Neuss-Grevenbroicher Zeitung Neuss
Die verbale Eskalation
Als erstes deutsches Regierungsmitglied hat Gesundheitsminister Karl Lauterbach (SPD) öffentlich geäußert, Deutschland befinde sich im Krieg mit Wladimir Putin. Er tat das als Antwort auf neuerliche Gedankenspiele des Philosophen Richard David Precht. Der hatte vorgeschlagen, dass ein Nato-Land Russland garantieren könnte, gegen die Aufnahme der Ukraine zu stimmen, um so Verhandlungen zur Beendigung des russischen Angriffskriegs möglich zu machen. Nun könnte man süffisant anmerken, dass der Gesundheitsminister genug damit zu tun haben müsste, über notleidende Kliniken in der Energiekrise nachzudenken. Doch sollte man einem hochrangigen deutschen Politiker nicht absprechen, sich bei bedeutsamen Themen einzumischen.
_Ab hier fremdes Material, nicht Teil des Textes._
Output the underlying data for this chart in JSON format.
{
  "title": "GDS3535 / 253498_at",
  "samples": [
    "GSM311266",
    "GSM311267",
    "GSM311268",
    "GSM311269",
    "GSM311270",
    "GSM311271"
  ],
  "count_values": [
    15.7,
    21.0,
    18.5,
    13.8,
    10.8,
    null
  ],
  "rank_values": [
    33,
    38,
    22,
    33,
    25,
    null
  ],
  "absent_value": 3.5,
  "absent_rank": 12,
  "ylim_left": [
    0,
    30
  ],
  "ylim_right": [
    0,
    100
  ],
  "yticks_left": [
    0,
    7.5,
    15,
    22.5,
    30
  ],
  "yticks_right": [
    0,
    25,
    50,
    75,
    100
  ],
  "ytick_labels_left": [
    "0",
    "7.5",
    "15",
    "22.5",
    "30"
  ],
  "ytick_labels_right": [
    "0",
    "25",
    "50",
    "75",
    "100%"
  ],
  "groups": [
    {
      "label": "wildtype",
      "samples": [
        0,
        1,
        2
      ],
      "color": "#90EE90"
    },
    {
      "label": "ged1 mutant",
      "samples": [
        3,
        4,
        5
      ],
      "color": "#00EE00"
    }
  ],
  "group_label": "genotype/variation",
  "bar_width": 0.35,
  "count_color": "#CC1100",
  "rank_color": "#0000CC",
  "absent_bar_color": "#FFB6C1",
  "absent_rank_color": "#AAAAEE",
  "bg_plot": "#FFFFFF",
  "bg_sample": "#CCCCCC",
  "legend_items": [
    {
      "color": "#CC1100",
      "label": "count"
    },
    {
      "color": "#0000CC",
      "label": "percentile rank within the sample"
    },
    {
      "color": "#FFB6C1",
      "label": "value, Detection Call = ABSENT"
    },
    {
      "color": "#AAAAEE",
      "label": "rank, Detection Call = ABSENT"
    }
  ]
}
Dann bleibt aber die Frage, warum Lauterbach meint, dass es gerade jetzt geboten sei, das bei Twitter zu verkünden, obwohl die Nato aus guten Gründen peinlich darauf achtet, zwischen Unterstützung bei der Selbstverteidigung und dem Auftreten als Kriegspartei zu unterscheiden. Wäre Lauterbach der Satz „rausgerutscht“, wäre das unbedarft. Doch wahrscheinlich wollte er Position beziehen gegen Leute, die auch nach der jüngsten völkerrechtswidrigen Annexion so viel Angst vor einer nuklearen Eskalation haben, dass sie den Status quo gern einfrieren würden – auf Kosten der Ukraine. Während ihre Gegner finden, dass der Westen gerade jetzt Stärke zeigen muss.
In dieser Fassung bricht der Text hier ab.